Source: bit.ly/2sPXdzu, bit.ly/2sLznX2
Latoya Lewis of Milwaukee pleaded guilty to committing election fraud while working for the now-defunct liberal group, ACORN. Lewis admitted that, while trying to hit her registration quotas, she registered the same people multiple times. One such voter indicated he had never registered through Lewis. Lewis received a one-year sentence at the House of Correction, but the judge stayed the sentence. Instead, Lewis was ordered to serve a 90-day sentence, three years of probation, and was barred from working on future voter registration efforts.
Source: bit.ly/2ttqcaq, bit.ly/2sPXdzu
Kimberly Prude, a campaign volunteer for the Kerry_Edwards campaign, was convicted of illegally casting an absentee ballot in the 2004 election. She was already a convicted felon for forgery charges in 2000. Her probation was revoked and she is now serving her sentence in prison.

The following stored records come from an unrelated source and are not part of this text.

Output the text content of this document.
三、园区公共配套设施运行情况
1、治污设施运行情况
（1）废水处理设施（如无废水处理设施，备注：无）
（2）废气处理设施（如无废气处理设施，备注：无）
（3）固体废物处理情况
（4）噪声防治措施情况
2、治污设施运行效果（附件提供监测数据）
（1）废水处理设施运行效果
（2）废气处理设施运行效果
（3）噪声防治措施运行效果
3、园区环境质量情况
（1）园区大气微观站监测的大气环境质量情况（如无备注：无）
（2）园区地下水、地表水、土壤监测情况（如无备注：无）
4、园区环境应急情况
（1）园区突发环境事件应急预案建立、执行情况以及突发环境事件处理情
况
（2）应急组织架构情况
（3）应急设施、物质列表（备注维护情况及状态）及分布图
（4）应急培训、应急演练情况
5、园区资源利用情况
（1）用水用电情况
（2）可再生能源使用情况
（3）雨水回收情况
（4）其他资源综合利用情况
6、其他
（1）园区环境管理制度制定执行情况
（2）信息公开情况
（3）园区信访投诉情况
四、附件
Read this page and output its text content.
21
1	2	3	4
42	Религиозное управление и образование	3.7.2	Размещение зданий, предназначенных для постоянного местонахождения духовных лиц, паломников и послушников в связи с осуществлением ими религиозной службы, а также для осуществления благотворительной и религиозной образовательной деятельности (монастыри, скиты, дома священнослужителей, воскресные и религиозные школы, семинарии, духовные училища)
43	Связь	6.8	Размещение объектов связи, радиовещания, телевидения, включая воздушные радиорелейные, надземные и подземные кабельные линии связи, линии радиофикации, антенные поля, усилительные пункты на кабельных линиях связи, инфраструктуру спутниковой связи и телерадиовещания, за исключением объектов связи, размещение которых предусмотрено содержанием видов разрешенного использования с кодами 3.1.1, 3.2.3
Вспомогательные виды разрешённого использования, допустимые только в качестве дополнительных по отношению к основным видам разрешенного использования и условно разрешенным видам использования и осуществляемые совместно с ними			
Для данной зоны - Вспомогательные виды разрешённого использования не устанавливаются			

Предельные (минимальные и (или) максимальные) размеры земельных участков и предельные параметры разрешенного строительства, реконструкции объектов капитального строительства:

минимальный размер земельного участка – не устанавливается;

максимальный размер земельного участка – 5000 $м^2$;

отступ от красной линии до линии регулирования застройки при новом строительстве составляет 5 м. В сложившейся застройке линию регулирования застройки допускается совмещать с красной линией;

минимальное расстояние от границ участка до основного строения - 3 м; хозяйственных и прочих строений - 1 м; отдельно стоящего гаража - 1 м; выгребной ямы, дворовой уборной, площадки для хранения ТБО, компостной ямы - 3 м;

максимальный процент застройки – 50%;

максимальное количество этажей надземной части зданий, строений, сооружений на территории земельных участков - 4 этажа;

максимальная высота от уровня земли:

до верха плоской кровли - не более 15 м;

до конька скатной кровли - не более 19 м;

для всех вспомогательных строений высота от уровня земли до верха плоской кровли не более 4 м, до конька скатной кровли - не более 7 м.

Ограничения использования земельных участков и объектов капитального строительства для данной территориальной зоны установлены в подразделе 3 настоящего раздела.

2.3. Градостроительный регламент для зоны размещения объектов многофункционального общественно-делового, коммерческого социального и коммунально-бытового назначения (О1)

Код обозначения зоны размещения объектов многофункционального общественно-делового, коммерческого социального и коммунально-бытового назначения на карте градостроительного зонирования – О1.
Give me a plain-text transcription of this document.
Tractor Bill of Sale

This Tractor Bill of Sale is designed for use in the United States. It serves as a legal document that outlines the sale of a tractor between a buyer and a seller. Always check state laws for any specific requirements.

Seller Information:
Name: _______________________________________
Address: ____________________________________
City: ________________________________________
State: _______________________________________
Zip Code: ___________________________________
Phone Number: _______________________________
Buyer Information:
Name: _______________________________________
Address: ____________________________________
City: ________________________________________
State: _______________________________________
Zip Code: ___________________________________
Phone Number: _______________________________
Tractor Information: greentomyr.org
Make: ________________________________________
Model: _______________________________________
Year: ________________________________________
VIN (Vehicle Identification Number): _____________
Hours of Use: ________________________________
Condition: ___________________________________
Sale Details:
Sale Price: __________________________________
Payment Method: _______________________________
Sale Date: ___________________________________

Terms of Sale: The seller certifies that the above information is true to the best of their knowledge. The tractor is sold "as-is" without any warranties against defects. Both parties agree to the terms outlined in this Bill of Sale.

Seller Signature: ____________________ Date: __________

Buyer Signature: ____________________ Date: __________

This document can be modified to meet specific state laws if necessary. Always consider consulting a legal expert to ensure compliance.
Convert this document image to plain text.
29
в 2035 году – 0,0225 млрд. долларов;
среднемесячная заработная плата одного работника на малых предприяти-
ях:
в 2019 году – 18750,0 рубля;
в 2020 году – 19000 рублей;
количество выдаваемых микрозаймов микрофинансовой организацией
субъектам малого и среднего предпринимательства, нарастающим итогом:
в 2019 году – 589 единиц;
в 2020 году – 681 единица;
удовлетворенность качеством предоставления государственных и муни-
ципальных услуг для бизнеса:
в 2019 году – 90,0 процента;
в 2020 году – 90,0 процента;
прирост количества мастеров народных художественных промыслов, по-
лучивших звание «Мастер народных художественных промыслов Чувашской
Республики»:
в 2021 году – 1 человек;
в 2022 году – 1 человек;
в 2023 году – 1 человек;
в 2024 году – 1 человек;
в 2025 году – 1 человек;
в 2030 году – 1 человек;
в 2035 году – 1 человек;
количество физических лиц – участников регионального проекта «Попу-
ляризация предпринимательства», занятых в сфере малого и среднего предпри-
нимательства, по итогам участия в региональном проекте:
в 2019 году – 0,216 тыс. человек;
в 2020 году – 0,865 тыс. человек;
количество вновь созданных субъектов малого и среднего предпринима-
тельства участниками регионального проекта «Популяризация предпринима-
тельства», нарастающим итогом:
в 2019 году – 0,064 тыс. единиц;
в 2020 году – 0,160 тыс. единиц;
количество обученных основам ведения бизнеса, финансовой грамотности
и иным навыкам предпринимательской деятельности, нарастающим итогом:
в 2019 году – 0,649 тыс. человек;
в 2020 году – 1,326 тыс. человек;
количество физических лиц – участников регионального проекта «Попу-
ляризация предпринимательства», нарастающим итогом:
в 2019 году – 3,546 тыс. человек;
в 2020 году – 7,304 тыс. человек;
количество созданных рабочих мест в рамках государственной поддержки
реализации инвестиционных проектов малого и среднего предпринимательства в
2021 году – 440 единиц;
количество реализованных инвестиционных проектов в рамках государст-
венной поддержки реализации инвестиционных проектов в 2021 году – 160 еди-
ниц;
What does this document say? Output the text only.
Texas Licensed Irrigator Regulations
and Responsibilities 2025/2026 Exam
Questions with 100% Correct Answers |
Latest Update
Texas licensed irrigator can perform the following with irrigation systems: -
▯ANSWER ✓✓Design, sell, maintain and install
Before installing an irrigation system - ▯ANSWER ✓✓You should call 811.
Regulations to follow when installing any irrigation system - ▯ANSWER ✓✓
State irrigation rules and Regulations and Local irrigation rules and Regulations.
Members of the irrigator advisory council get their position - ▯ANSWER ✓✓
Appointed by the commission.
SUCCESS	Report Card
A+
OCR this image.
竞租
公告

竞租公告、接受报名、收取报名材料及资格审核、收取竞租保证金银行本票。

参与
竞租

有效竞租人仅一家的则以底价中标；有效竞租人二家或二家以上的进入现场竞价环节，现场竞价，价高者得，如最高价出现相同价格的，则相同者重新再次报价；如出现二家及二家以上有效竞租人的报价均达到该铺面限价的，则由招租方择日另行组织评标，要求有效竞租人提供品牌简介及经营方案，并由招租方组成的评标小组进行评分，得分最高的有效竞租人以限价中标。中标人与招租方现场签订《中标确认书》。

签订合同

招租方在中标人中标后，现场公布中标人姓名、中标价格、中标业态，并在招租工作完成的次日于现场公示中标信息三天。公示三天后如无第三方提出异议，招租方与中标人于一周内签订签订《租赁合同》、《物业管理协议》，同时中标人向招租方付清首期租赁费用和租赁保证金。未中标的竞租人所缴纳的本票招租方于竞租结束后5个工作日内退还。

Michael Zore was convicted of voting twice in the November 2006 election. Zore voted in two Milwaukee-area towns, Wauwatosa and West Allis. Zore claimed his double voting was due to a memory lapse, but a judge sentenced him to serve a year in the Milwaukee County House of Correction.
In Blue River, Wisconsin, Douglas Ferrel was found guilty of making false representations that he personally had obtained each of the signatures on a recall petition when he had not. He was found guilty and charged court assessments of $707.